Aaron (or Ahron) Santcroos, also known as Sanctcroos, was an engraver of Jewish Portuguese descent, working in Amsterdam around the middle of the eighteenth century.1 Santcroos engraved title pages for the Hebrew Bible Chamishah Chumshei Torah: Tikun Sopherim, published in Amsterdam by Leib Soesmans in 1768; the great edition of the Talmud Bavli, published in Amsterdam from 1752 to 1768; and the Book of Ezra the Scribe, Sefer’Ezrat Hasofer, Hamishah Humshei Torah, published in Amsterdam by G.J. Janson for Israel Mondovy, 1767-69. The last dated work by Santcroos is a similar ‘bedriegertje’ with various trompe l’oeil ‘printed’ pages, drawings and watercolours arranged around the titlepage of the play Sabinus en Eponina by Jan Haverkamp, fully signed and dated 1791, which surfaced recently and is now also in the collection of White Rose Fine Art.2

This sheet is closely connected to a watercolour in the Teylers Museum in Haarlem (fig.).3 Apart from the present, the Teylers and the recently discovered ‘bedriegertjes’, only a few more drawings by the artist are known from references in historic auction catalogues, including two river views along the Vecht from the collection of Willem van Wessem, sold in Amsterdam on 6 April 1789, where the artist is described as ‘A. Santcroos de Lein’.4

The present elaborate watercolour is a tour de force of trompe l’oeil, an assemblage of various illusionistically rendered ‘pages’ around a central ‘sheet’ with putti drawn in the style of Jacob de Wit, holding the arms of the Orange Nassau family, partially executed in gold. The other ‘pages’ include trompe l’oeil ‘printed’ sheets, showing Santcroos’s meticulous skills in calligraphy, doubtless the result of his activities as a copperplate engraver. Other ‘drawings’ and ‘watercolours’ are executed in the styles of other draughtsmen of the period. We can only speculate as to the reason of the inclusion of the Orange Nassau arms: the sheet could have been specially commissioned by a fervent supporter of the Stadtholderly family.

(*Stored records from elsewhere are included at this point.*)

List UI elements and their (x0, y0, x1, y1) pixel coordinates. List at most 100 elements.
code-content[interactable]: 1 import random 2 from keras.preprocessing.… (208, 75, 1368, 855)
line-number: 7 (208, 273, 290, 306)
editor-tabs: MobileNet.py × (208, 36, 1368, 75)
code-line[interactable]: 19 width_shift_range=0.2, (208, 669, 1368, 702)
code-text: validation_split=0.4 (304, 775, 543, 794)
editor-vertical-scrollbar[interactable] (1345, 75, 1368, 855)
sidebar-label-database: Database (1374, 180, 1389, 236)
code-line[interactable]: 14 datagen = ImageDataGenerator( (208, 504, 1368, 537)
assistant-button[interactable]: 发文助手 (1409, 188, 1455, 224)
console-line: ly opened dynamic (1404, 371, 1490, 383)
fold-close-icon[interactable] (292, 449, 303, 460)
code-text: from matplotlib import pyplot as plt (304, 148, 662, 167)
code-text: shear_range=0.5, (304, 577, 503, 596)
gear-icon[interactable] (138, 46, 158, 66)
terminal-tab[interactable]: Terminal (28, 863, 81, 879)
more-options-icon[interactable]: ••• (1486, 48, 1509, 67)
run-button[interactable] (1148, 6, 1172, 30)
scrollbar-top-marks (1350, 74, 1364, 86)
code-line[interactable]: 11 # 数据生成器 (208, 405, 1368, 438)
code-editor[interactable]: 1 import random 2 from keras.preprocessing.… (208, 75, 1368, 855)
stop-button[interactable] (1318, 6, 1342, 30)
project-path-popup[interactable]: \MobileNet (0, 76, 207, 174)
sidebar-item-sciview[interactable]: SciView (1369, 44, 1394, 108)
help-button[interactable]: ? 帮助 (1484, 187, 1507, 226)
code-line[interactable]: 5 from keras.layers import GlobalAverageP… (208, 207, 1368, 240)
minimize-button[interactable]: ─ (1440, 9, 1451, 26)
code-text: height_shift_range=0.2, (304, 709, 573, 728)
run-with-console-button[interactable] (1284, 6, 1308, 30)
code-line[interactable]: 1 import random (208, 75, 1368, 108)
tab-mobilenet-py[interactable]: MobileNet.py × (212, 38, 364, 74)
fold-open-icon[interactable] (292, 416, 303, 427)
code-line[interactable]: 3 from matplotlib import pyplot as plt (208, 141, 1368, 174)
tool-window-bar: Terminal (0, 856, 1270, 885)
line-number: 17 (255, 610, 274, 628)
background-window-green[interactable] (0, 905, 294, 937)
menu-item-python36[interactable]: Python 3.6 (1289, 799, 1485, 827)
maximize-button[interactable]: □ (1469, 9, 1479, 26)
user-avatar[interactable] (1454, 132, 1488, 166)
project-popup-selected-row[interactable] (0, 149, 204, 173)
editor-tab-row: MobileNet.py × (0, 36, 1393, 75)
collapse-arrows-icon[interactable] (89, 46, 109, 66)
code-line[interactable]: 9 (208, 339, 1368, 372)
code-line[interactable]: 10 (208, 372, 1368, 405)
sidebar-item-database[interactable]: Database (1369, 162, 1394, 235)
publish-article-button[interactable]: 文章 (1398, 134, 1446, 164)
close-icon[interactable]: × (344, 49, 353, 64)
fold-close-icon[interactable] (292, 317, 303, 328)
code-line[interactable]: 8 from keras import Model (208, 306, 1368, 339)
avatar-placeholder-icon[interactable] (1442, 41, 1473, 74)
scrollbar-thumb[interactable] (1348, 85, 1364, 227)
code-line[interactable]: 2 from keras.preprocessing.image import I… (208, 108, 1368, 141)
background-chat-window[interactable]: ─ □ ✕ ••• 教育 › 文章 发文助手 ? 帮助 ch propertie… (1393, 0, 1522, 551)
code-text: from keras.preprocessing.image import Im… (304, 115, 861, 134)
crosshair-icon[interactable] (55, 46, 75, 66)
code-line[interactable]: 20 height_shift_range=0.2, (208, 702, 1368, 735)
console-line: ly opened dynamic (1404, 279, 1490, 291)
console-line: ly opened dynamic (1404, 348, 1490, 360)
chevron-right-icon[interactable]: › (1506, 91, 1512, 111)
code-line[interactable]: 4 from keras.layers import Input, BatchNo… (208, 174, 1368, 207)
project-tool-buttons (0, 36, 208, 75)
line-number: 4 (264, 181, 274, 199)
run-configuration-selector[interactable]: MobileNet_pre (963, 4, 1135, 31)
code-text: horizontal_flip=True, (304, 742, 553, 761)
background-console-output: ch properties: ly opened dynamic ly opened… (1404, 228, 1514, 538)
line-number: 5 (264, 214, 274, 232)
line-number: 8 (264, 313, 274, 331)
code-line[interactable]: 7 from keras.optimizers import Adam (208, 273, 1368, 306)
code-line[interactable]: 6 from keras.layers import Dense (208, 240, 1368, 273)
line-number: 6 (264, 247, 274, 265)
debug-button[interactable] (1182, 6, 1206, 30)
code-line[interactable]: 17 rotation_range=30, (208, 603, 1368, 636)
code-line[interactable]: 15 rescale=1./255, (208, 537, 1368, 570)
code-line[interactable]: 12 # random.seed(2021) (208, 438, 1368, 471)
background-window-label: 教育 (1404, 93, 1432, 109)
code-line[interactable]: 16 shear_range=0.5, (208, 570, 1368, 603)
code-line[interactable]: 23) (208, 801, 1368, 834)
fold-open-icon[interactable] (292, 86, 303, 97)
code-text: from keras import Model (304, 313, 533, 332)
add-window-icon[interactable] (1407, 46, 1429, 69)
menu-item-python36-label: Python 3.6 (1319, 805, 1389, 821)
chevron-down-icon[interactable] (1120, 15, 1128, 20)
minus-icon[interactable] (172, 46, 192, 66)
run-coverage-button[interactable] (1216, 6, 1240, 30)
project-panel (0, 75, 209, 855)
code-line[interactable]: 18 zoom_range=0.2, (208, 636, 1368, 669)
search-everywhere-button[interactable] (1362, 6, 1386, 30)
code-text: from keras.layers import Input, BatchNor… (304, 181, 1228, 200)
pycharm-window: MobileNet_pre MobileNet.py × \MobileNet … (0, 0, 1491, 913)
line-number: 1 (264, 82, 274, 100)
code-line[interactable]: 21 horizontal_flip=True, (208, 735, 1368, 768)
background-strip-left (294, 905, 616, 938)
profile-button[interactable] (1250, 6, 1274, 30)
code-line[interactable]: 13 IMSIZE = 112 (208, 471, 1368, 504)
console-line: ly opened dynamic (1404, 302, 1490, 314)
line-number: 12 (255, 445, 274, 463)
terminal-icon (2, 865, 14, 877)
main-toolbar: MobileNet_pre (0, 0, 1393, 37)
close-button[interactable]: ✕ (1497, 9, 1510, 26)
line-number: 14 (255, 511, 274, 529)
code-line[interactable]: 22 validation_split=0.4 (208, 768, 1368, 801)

SOLD TO TEYLERS MUSEUM, HAARLEM

1. For Santcroos, see Isidore Singer and Cyrus Adler (eds.), The Jewish Encyclopedia: A Descriptive Record of the History, Religion, Literature, and Customs of the Jewish People from the Earliest Times to the Present Day, 1916, p. 175.
2. Pen and brown ink and watercolour, 350 x 280 mm, signed and dated ‘An.= SantCroos Feçit. Ao: 1791.’.
3. Watercolour on paper, 349 x 267 mm, inv. no. TvB T 159; donated by Stichting Jhr. H. Teding van Berkhout, 2001; C. van Tuyll van Serooskerken, Een kunstkast gaat open: tekeningen uit de verzameling Teding van Berkhout, exh. cat. Haarlem (Teylers Museum), 1995, cat. no. 39.
4. Amsterdam (Van der Schley … Yver), 6 April 1789, Album D, no. 66: ‘Twee stuks gezigten aan de Vecht, langs de Ryweg, met verscheide stoffagie, uitvoerig met O. Inkt geteekent, A. Santcroos de Lein.’ (Two pieces views along the Vecht, along the road, with some staffage, elaborately drawing with India ink, A. Santcroos de Lein’. Two other views were included in the sale of the collection of Johannes Ulricus van Heijnen and Jacob Helmolt, held in Amsterdam (Van der Schley … De Vries) on 11 April 1811, Album F, no. 55: ‘Een Plijsterplaats en een Dorpgezigt. Met kleuren, door Santecoots’ (‘a resting place and a village view. With colours, by Santecoots’), sold for fl. 1.5 to ‘Poelle’).